To an Insect; reported in Bartlett's Familiar Quotations, 10th ed. (1919).

“One unquestioned text we read,
All doubt beyond, all fear above;
Nor crackling pile nor cursing creed
Can burn or blot it—God is love.”

What we all think; reported in Bartlett's Familiar Quotations, 10th ed. (1919). Compare Browning, Paracelsus: "God! Thou art love! I build my faith on that".

“Did I not say to you a little while ago that the universe swam in an ocean of similitudes and analogies?”

Earlier in the chapter Holmes says that all the comparisons and analogies ever made "would be but a cupful from the infinite ocean of similitudes and analogies that rolls through the universe".
The Autocrat of the Breakfast Table (1858)
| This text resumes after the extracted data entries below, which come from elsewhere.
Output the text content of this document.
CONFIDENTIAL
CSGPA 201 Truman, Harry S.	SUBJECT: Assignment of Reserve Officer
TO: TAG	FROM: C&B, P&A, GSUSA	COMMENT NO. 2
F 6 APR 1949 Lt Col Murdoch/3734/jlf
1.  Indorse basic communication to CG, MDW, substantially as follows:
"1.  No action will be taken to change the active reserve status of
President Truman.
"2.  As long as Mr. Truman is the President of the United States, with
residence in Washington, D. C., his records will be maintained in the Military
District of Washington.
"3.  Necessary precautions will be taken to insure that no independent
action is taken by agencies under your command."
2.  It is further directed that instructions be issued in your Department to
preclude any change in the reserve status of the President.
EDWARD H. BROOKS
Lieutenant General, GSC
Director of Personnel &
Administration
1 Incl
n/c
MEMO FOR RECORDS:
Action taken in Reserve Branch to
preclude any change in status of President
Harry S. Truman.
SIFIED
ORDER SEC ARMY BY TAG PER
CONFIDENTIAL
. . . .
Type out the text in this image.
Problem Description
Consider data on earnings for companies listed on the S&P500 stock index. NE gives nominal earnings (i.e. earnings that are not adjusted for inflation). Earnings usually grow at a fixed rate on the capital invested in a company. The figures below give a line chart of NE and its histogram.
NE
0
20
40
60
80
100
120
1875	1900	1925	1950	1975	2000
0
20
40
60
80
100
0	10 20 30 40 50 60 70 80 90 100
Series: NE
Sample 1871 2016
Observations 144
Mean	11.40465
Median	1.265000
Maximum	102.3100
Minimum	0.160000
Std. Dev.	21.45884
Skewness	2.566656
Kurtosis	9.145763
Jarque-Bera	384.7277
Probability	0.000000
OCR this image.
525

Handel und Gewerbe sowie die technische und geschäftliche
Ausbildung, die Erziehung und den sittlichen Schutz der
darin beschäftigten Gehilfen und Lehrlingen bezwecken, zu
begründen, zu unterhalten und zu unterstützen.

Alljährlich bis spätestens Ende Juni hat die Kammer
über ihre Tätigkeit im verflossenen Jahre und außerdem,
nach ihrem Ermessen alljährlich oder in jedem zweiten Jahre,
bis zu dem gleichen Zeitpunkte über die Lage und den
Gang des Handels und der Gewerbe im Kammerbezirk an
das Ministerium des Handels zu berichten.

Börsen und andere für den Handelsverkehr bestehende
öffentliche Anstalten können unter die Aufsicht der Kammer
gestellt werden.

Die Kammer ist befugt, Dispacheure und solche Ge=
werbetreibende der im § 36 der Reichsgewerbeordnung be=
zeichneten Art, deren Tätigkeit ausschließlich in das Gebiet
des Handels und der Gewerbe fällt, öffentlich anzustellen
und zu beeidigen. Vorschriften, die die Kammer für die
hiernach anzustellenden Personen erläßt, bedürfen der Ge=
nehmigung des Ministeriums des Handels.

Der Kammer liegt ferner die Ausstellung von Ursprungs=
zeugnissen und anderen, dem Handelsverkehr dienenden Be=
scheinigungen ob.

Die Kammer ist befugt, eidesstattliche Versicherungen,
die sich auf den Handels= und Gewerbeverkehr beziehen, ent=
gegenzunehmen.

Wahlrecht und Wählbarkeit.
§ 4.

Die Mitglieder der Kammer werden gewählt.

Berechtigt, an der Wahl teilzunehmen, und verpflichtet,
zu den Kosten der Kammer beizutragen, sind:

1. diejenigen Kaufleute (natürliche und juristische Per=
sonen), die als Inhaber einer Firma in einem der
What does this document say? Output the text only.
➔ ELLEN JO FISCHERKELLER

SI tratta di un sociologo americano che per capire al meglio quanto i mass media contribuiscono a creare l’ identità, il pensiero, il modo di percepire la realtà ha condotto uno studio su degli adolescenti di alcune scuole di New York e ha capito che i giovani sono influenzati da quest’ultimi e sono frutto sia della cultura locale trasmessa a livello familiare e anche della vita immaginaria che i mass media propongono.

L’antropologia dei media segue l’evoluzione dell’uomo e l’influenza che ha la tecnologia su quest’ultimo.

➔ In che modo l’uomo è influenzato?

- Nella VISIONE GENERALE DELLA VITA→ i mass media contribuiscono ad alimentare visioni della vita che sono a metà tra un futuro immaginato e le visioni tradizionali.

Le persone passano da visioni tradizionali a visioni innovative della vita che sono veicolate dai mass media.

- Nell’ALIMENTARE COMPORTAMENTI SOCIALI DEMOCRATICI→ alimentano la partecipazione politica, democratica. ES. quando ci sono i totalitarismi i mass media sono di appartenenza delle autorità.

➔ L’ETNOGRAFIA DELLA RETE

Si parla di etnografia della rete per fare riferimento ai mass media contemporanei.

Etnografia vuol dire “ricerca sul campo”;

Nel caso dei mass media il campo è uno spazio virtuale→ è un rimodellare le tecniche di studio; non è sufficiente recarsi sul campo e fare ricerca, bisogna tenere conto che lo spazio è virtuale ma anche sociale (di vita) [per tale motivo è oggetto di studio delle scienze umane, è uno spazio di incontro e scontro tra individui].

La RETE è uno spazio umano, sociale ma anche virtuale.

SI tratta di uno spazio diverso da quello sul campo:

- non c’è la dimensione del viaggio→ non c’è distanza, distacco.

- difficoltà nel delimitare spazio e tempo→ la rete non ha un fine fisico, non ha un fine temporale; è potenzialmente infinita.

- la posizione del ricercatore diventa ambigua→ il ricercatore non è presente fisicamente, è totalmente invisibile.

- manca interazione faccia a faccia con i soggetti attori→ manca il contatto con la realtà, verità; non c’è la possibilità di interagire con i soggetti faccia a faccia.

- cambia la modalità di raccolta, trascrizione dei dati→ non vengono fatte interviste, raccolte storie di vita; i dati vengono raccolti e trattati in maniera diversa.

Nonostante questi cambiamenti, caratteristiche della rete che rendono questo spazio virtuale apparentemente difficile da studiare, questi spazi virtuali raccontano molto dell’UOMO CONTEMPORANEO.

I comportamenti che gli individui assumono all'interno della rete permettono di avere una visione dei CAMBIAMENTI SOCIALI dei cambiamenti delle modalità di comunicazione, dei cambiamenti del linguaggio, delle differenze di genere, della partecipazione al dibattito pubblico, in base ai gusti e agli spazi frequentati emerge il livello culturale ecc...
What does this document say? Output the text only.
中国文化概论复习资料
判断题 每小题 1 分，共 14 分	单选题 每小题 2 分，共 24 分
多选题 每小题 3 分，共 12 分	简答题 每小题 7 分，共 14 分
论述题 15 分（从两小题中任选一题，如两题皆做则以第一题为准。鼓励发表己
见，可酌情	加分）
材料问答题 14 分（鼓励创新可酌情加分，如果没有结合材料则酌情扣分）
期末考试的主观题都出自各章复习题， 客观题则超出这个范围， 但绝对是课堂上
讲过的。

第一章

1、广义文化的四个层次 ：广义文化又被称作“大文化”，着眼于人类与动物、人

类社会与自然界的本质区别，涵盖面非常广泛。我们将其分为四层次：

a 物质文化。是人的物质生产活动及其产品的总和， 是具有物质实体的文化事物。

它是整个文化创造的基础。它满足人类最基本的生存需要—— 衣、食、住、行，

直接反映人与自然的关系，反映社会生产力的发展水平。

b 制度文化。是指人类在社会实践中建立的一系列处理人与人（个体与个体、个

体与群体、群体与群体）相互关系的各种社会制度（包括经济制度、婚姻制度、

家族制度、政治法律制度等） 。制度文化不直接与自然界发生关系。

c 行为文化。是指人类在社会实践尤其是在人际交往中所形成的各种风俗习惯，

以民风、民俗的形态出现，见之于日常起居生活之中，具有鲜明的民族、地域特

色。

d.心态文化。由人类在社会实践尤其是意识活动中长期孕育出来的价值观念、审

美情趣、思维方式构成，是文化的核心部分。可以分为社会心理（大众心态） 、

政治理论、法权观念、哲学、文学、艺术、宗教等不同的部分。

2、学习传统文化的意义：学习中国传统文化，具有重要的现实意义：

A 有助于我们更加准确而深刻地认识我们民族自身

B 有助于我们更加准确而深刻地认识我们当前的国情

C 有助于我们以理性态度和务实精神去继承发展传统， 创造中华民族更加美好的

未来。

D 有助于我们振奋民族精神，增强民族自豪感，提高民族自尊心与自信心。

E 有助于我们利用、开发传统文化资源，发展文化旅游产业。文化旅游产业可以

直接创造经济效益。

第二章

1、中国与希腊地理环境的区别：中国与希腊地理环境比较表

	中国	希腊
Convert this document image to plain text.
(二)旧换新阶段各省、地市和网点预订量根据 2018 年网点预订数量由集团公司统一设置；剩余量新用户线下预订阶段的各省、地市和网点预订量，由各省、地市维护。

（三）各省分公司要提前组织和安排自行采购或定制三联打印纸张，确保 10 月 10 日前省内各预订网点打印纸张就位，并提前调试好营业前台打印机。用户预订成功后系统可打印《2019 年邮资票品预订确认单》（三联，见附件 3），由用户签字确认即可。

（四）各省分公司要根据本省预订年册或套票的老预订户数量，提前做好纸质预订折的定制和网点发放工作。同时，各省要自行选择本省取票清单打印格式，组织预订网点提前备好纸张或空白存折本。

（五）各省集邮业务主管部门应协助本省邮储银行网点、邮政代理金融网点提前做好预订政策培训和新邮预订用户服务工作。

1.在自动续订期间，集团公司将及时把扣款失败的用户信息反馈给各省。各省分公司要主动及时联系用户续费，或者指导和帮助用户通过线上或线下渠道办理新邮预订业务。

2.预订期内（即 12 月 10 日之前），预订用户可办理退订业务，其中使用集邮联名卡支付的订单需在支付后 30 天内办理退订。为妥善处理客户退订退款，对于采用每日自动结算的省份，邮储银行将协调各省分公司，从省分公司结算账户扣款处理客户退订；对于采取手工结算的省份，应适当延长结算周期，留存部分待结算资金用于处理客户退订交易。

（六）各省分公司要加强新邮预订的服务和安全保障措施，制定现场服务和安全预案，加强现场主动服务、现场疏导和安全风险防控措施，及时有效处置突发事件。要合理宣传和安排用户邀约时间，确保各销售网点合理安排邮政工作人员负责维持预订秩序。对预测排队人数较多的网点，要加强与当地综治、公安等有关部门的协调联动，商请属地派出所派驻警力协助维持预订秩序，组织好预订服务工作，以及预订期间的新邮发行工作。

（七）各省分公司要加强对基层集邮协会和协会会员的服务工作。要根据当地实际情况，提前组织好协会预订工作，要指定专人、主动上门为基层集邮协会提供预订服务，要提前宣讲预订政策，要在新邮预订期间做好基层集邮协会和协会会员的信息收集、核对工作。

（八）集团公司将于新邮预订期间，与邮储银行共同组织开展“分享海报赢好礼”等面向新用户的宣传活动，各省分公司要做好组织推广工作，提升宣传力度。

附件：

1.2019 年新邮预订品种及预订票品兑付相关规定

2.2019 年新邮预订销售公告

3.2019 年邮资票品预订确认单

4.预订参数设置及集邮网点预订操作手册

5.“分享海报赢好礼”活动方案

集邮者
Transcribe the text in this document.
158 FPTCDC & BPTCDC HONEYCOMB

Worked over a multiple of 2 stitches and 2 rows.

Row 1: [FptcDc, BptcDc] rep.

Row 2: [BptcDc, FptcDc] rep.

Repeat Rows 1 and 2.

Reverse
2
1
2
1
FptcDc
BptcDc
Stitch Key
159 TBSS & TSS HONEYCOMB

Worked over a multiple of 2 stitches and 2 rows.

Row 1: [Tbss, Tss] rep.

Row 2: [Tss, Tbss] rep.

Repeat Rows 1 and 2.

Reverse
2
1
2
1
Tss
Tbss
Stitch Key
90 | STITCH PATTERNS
“Speak not too well of one who scarce will know
Himself transfigured in its roseate glow;
Say kindly of him what is, chiefly, true,
Remembering always he belongs to you;
Deal with him as a truant, if you will,
But claim him, keep him, call him brother still!”

"Poem", read at a dinner given for the author by the medical profession of the City of New York (April 12, 1883); reported in The Poetical Works of Oliver Wendell Holmes, ed. Eleanor M. Tilton (1895, rev. 1975), p. 71.

“And when you stick on conversation’s burrs,
Don't strew your pathway with those dreadful urs.”

A rhymed Lesson. Urania; reported in Bartlett's Familiar Quotations, 10th ed. (1919).

“When the last reader reads no more.”

The last Reader; reported in Bartlett's Familiar Quotations, 10th ed. (1919).

“And since, I never dare to write
As funny as I can.”

The Height of the Ridiculous; reported in Bartlett's Familiar Quotations, 10th ed. (1919).

“When lawyers take what they would give
And doctors give what they would take.”

Latterday Warnings; reported in Bartlett's Familiar Quotations, 10th ed. (1919).